Will it be a return to the Gradgrind days of Victorian novels, but with reading, writing and arithmetic accompanied by science, history and geography and a modern language? The government assures us that there is no intention to reduce the importance of the creative arts in schools, nor the time spent on them. They point out that the proposed English Baccalaureate Certificate will only occupy a proportion of the week. But, as heads know only too well, if something is labelled as a measure of accountability, then the major efforts of a school will have to be directed to that target.

Some research studies have indicated that students who participate in creative activities, and in particular music, improve their performance in other subjects such as English and mathematics. However, devoting time, staff and financial resources to creative subjects may well be seen as an unnecessarily risky strategy, when targets have to be met in the core subjects. 

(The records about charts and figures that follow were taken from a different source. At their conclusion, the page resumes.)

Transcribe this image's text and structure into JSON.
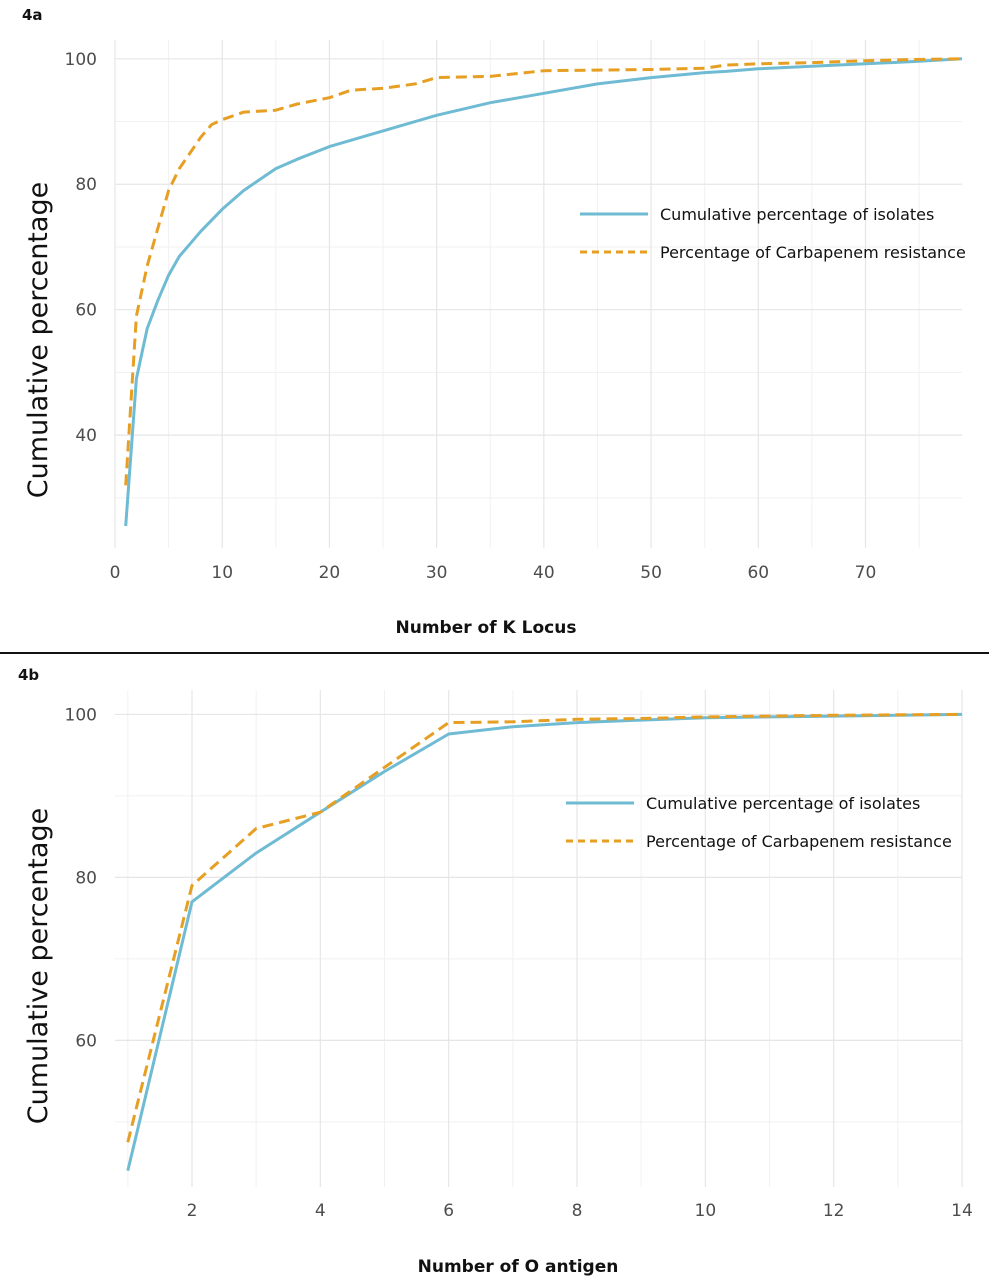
{
  "chart_data": [
    {
      "panel_label": "4a",
      "type": "line",
      "xlabel": "Number of K Locus",
      "ylabel": "Cumulative percentage",
      "xlim": [
        0,
        79
      ],
      "ylim": [
        22,
        103
      ],
      "x_ticks": [
        0,
        10,
        20,
        30,
        40,
        50,
        60,
        70
      ],
      "y_ticks": [
        40,
        60,
        80,
        100
      ],
      "grid": true,
      "legend_position": "right",
      "series": [
        {
          "name": "Cumulative percentage of isolates",
          "color": "#6fbbd3",
          "style": "solid",
          "x": [
            1,
            2,
            3,
            4,
            5,
            6,
            7,
            8,
            10,
            12,
            15,
            17,
            20,
            25,
            30,
            35,
            40,
            45,
            50,
            55,
            57,
            60,
            65,
            70,
            75,
            79
          ],
          "y": [
            25.5,
            49,
            57,
            61.5,
            65.5,
            68.5,
            70.5,
            72.5,
            76,
            79,
            82.5,
            84,
            86,
            88.5,
            91,
            93,
            94.5,
            96,
            97,
            97.8,
            98,
            98.4,
            98.8,
            99.2,
            99.6,
            100
          ]
        },
        {
          "name": "Percentage of Carbapenem resistance",
          "color": "#e69f22",
          "style": "dashed",
          "x": [
            1,
            2,
            3,
            4,
            5,
            6,
            7,
            8,
            9,
            10,
            12,
            15,
            17,
            20,
            22,
            25,
            28,
            30,
            35,
            40,
            45,
            50,
            55,
            57,
            60,
            65,
            70,
            75,
            79
          ],
          "y": [
            32,
            59,
            67,
            73,
            79,
            82.5,
            85,
            87.5,
            89.5,
            90.3,
            91.5,
            91.8,
            92.8,
            93.8,
            95,
            95.3,
            96,
            97,
            97.2,
            98.1,
            98.2,
            98.3,
            98.5,
            99,
            99.2,
            99.4,
            99.7,
            99.9,
            100
          ]
        }
      ]
    },
    {
      "panel_label": "4b",
      "type": "line",
      "xlabel": "Number of O antigen",
      "ylabel": "Cumulative percentage",
      "xlim": [
        0.8,
        14
      ],
      "ylim": [
        42,
        103
      ],
      "x_ticks": [
        2,
        4,
        6,
        8,
        10,
        12,
        14
      ],
      "y_ticks": [
        60,
        80,
        100
      ],
      "grid": true,
      "legend_position": "right",
      "series": [
        {
          "name": "Cumulative percentage of isolates",
          "color": "#6fbbd3",
          "style": "solid",
          "x": [
            1,
            2,
            3,
            4,
            5,
            6,
            7,
            8,
            9,
            10,
            11,
            12,
            13,
            14
          ],
          "y": [
            44,
            77,
            83,
            88,
            93,
            97.6,
            98.5,
            99,
            99.3,
            99.6,
            99.7,
            99.8,
            99.9,
            100
          ]
        },
        {
          "name": "Percentage of Carbapenem resistance",
          "color": "#e69f22",
          "style": "dashed",
          "x": [
            1,
            2,
            3,
            4,
            5,
            6,
            7,
            8,
            9,
            10,
            11,
            12,
            13,
            14
          ],
          "y": [
            47.5,
            79,
            86,
            88,
            93.5,
            99,
            99.1,
            99.4,
            99.5,
            99.7,
            99.8,
            99.9,
            99.95,
            100
          ]
        }
      ]
    }
  ]
}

We remain locked into the “tail wagging the dog” syndrome in education. If something is to be measured and used publicly to define the success or otherwise of a school, it will most likely be given the lion’s share of resources and attention. The wider educational or personal development benefits are outweighed and overlooked.

Ironically, in recent years it is our country’s creativity which has brought it renown and some prosperity – our musicians, writers, designers, artists and actors are internationally successful and respected. I am not suggesting that English, mathematics, science and the other core subjects are not important, just that there should be much more to an enriching educational experience than the bare minimum.

This half-term holiday, our girls were involved in a variety of creative activities: some singing Vaughan Williams folk songs with a choir from another independent school in a folk song concert as part of a Bulgarian Festival in London, others spending a week on an Arvon creative writing course at Ted Hughes’ old home with girls from a state partner school, and others rehearsing for a forthcoming school play – not to mention those undertaking Duke of Edinburgh’s Award expeditions in Derbyshire.

These activities were challenging, stimulating and hugely rewarding for the girls involved. They should be available to all students, regardless of their type of school, and be seen as a fundamental part of secondary education. They provide our students with a rich hinterland to draw on in later life, when much of what they have learned in core subjects will have been forgotten. Without creativity, the world would be a cold and sterile place.

  • Marion Gibbs is head of James Allen’s Girls’ School in south London.